With virtually every avenue of funds dried up, Uptown Shelby applied for and received a $2,000 grant from the National Trust for Historic Preservation that was used to pay the architect to draw up yet one more plan; heretofore, he had been paid nothing for years. Finally, a compromise was reached with the National Park Service, which had not been satisfied with the plan to only leave the walls around the parking area. The new plan was approved, which involved keeping all of the steel frame structure and two elevator shafts as well as construction of a truss system that suggested a rafter system. The Park Service approved the new plan on the day the city council had to vote whether to extend Uptown Shelby’s option or demolish the property. On top of that the city was persuaded to spend the $100,000 it had budgeted for demolition on cleaning out the interior.
“Our patience was stretched to the nth degree many times and toward the end, the city had to make some concessions we hadn’t intended to make,” says Mason. “But once the project got its own momentum, we recognized our role was as important as that of the developer.”
Finally, following a couple of near disastrous mishaps during interior demolition, the building was transferred by the city on June 30, 1997 to Uptown Shelby, which, in turn, sold it, with protective covenants, for $1 to Lafayette Street LLC. To ensure the viability of the project, Uptown Shelby also committed its $65,000 nest egg to construction, which began in March, 1998 and was completed within budget in January 2000.
The final product of ten difficult years of effort by a variety of private and public entities is an attractive, award-winning, financially viable building.

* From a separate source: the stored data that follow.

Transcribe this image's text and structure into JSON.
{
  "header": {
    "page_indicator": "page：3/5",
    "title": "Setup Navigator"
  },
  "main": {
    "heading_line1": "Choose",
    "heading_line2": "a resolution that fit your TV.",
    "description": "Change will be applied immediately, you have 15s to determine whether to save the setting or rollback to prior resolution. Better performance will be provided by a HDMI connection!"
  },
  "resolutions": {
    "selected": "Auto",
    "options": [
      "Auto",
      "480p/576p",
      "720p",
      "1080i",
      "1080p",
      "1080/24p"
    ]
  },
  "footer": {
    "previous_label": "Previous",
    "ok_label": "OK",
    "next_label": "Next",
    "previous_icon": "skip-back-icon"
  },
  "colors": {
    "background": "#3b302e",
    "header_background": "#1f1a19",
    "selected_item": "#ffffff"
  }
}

The original 1920s faÇade has been restored and now includes six 1,000 sq. ft. retail shops and 12 loft apartments with 24 parking spaces enclosed by the original walls. All six shops are rented and all 12 apartments are leased. It is estimated that the annual economic impact will result in annual sales of over $1 million, $16,000 in increased annual property taxes; $22,000 in annual utility sales, and nearly 20 jobs. The city will get back its $100,000 investment in four years and Lafayette Place has spurred at least five other major uptown rehabilitation projects, including one $5 million restoration.
In retrospect, Mason notes that cities should “consider every possibility before rushing to judgment and tearing a building down.”

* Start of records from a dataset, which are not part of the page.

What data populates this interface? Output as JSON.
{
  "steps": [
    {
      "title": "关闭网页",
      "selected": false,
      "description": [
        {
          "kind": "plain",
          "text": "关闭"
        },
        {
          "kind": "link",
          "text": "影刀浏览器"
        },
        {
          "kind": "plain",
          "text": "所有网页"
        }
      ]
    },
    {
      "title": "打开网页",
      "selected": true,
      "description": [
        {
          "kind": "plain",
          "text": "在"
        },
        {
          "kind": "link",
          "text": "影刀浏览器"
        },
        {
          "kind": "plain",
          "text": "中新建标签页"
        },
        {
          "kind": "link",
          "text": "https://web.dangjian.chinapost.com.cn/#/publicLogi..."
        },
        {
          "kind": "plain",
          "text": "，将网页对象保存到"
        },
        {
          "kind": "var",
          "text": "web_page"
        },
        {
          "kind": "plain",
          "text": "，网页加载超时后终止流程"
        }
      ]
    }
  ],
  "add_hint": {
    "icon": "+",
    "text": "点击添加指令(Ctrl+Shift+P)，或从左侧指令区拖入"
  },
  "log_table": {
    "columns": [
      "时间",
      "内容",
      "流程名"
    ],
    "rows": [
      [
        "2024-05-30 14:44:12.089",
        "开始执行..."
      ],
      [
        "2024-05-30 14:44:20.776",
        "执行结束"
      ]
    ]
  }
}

Betsy Jackson, president of the International Downtown Association, which presented the project with an economic development award, cites the project as an example of the challenge and the beauty of such projects for small communities.
“The challenge is that small communities don’t have huge resources but the beauty is that you have a variety of players, all of whom have an interest in downtown but none of whom are being asked to carry it alone,” she says. “A project like Shelby’s allows so many varied interests and talents to make a difference without bankrupting any one of them.”